The sharded collection is about 240G, and with the new shard I now have evenly distributed chunks of 2922 on each shard. My production environment appears to be performing just fine. There is no problem accessing data.
[Note: 1461 should be the number of chunks moved from rs0 and shard1 to make 2922 on shard2.]
My intent was to shard three more collections, so I started with one and expected it to spread across the shards.
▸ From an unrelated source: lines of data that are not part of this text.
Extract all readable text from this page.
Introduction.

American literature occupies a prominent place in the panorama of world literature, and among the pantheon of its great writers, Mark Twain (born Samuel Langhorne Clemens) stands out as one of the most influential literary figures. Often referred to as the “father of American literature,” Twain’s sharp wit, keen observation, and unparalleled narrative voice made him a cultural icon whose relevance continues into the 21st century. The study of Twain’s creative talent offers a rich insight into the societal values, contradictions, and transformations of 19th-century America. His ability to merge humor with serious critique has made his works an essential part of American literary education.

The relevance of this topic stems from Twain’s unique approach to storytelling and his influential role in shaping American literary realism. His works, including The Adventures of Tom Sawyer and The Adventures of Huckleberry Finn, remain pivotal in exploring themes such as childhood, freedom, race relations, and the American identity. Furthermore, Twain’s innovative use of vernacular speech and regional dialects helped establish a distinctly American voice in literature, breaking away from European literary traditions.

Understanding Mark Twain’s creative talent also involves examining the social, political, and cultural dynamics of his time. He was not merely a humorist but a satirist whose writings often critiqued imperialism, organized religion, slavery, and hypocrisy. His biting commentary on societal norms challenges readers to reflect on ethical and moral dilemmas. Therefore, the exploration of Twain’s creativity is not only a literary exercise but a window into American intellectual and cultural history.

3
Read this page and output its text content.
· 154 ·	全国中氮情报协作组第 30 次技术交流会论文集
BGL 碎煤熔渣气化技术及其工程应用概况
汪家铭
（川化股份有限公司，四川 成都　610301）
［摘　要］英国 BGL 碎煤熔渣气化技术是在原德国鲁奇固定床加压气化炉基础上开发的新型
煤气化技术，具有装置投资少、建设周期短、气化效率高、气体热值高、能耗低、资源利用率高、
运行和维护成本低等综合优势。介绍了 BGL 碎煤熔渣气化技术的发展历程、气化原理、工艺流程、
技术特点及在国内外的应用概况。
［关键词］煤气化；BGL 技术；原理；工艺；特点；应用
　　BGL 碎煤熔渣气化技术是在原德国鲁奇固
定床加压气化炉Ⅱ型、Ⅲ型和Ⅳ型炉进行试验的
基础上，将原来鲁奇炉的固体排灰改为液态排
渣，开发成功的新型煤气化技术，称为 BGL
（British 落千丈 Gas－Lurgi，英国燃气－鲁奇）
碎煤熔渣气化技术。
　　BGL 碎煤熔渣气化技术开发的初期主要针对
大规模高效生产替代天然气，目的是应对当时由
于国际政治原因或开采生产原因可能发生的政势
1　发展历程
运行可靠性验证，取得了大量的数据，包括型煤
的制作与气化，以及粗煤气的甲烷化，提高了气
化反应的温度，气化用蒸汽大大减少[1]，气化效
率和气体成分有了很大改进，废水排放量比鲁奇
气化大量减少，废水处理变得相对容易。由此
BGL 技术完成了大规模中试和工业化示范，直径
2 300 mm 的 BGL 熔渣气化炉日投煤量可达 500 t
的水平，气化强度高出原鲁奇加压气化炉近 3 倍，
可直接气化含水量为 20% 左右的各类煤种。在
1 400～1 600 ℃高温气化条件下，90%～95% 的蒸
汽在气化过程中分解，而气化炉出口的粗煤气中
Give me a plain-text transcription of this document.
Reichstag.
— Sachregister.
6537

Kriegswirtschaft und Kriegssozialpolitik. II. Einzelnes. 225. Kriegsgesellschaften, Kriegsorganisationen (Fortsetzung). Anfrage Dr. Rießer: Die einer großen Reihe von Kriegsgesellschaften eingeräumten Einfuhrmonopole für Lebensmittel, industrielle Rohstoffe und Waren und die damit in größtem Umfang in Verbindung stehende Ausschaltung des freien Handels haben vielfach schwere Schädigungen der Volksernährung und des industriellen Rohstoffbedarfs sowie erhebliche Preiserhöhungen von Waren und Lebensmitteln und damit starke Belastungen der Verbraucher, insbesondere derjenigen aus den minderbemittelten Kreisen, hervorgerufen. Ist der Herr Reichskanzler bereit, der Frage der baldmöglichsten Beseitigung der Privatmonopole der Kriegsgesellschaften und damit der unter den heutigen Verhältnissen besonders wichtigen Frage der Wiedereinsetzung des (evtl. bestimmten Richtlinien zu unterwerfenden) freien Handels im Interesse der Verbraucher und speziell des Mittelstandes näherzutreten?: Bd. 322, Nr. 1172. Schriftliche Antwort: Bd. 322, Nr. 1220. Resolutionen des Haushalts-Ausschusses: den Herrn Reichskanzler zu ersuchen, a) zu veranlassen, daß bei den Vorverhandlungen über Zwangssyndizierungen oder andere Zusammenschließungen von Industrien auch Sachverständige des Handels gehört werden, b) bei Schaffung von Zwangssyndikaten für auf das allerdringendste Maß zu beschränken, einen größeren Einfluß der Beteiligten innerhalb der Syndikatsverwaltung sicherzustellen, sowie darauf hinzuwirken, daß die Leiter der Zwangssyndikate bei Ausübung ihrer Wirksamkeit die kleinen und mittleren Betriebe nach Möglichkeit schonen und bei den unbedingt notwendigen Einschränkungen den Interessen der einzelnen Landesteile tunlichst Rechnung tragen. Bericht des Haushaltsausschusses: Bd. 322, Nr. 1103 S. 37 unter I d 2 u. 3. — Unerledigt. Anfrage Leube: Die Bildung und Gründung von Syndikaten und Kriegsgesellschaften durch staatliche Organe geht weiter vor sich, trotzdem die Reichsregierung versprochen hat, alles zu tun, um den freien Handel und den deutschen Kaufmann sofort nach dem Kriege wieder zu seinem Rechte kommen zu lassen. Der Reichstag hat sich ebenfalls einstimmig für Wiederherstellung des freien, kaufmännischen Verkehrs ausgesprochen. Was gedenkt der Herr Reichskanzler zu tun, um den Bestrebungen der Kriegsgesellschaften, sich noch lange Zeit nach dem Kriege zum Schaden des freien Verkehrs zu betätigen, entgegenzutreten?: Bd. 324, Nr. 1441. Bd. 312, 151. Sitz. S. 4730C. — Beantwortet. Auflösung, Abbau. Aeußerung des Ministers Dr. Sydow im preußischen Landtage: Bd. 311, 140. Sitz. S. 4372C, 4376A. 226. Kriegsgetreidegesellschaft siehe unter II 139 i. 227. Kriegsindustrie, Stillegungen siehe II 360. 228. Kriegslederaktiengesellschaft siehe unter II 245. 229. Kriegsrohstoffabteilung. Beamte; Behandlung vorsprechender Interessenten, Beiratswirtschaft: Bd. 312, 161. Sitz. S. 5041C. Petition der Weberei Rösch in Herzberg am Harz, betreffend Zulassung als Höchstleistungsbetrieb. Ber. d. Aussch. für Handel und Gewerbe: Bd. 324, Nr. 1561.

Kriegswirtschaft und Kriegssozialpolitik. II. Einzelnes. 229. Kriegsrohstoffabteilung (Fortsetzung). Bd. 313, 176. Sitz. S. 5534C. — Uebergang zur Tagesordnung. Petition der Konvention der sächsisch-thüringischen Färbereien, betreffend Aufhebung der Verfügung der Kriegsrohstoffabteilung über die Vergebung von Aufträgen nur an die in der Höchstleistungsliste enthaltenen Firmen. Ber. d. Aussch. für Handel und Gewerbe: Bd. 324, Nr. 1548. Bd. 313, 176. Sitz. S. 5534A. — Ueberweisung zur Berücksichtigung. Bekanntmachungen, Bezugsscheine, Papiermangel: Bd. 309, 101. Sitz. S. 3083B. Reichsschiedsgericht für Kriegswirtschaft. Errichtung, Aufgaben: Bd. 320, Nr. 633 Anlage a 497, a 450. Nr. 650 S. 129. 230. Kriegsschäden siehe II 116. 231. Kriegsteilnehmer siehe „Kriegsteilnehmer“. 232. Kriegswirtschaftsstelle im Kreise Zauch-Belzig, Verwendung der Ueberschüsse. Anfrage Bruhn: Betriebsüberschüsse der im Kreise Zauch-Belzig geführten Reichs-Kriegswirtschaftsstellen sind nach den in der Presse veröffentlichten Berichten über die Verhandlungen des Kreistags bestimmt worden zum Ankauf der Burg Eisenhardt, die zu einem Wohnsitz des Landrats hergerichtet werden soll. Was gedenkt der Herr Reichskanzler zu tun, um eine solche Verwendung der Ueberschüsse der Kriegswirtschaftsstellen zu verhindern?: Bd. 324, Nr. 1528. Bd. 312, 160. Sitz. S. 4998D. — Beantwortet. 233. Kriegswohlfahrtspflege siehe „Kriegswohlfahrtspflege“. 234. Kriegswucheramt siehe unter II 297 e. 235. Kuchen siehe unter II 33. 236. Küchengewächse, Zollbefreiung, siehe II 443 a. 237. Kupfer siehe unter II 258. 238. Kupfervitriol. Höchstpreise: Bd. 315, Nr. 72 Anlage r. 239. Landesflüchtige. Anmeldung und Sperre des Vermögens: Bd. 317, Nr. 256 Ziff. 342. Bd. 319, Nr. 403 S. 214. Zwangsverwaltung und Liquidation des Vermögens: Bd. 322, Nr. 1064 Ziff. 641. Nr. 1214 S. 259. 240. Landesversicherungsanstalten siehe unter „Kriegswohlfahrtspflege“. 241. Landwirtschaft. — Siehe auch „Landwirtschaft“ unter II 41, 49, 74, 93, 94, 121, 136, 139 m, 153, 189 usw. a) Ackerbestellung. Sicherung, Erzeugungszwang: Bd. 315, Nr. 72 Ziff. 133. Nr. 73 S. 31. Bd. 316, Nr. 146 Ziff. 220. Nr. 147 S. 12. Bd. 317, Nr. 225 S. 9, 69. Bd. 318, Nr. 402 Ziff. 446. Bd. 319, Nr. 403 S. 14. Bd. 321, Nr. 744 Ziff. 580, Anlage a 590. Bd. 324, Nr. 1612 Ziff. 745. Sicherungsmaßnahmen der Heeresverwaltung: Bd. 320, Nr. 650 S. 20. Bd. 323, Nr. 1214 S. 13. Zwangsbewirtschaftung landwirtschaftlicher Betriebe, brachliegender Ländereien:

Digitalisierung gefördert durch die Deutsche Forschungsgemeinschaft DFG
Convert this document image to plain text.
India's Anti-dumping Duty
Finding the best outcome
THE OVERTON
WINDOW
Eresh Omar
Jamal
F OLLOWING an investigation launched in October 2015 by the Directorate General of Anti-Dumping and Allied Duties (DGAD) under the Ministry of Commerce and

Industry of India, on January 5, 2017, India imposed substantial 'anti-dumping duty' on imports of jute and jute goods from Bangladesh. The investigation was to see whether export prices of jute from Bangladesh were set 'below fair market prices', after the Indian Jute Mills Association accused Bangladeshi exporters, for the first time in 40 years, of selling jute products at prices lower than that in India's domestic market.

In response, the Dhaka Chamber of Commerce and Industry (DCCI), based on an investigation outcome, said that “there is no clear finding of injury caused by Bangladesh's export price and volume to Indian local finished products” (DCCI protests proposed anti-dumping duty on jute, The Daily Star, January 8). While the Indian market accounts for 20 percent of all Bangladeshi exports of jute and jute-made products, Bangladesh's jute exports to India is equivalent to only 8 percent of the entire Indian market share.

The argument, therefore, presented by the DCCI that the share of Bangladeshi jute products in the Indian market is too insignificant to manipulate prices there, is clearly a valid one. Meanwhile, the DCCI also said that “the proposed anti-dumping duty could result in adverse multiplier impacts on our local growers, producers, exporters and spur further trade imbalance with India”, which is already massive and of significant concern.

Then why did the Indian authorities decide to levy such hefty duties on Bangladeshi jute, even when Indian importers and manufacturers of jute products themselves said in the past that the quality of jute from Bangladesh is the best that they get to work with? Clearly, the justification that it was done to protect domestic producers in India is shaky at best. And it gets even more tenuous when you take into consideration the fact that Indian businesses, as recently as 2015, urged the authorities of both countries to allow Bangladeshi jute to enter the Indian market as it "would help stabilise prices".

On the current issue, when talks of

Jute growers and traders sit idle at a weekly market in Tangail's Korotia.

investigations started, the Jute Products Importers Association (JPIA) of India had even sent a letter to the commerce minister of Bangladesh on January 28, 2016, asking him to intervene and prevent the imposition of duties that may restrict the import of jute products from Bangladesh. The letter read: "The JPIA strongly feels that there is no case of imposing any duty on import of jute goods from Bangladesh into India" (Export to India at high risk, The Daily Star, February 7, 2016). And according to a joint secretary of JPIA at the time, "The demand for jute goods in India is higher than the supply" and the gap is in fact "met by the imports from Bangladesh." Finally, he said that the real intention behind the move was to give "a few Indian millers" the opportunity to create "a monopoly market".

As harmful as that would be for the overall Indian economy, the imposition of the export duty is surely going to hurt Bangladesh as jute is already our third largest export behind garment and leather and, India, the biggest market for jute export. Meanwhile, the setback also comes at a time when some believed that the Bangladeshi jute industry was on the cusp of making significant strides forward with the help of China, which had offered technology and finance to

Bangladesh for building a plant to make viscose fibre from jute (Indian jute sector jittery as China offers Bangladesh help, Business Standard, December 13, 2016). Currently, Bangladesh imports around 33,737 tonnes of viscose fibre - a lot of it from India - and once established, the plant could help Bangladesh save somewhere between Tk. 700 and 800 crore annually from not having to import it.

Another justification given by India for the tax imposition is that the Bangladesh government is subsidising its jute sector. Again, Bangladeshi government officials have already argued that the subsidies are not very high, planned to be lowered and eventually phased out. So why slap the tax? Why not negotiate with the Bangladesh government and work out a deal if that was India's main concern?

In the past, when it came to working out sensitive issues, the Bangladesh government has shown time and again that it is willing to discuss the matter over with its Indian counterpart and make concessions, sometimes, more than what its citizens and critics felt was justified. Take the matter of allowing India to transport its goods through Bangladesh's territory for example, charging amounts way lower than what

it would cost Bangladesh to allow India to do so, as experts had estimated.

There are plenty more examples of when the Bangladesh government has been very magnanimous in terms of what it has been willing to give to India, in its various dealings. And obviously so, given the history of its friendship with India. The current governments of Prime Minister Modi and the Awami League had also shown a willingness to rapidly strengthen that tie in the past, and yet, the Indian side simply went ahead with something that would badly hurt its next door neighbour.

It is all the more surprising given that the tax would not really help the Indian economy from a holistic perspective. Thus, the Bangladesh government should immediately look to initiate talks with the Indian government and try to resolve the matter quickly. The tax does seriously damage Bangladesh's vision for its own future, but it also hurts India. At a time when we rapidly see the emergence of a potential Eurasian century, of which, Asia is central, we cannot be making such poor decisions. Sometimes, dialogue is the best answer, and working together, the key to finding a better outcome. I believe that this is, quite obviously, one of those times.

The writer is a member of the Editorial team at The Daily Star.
But no - I ended up with this repeating error:
2014-10-29T20:26:35.374+0000 [Balancer] moveChunk result: { cause: { ok: 0.0, errmsg: "can't accept new chunks because there are still 1461 deletes from previous migration" },
ok: 0.0, errmsg: "moveChunk failed to engage TO-shard in the data transfer: can't accept new chunks because there are still 1461 deletes from previous migration" }
2014-10-29T20:26:35.375+0000 [Balancer] balancer move failed: { cause: { ok: 0.0, errmsg: "can't accept new chunks because there are still 1461 deletes from previous migration" },
ok: 0.0, errmsg: "moveChunk failed to engage TO-shard in the data transfer: can't accept new chunks because there are still 1461 deletes from previous migration" } from: rs0 to: shard1 chunk: min: { account_id: MinKey } max: { account_id: -9218254227106808901 }
With a little research I figured I should just give it some time, since obviously it needs to clean things up after the move. I ran sh.disableBalancing("collection-name") to stop the errors from attempting to shard the new collection. sh.getBalancerState shows true, as does sh.isBalancerRunning. However, I gave it 24 hours and the error message is the same. I would think it would have cleaned up/deleted at least 1 of the 1461 it needs to delete.
- Is this common behavior now in 2.6 world? Am I going to have to manhandle all my sharded collections every time I grow the environment by another shard?
- Any idea how to get this cleanup going? or should I just step down the primary on shard1, which seems to be the issue?
- If I do step down the primary, will I still have files to 'delete/cleanup' on the secondary anyway? Or will this take care of things so I can start sharding some new collections?
Thanks in advance for any insights.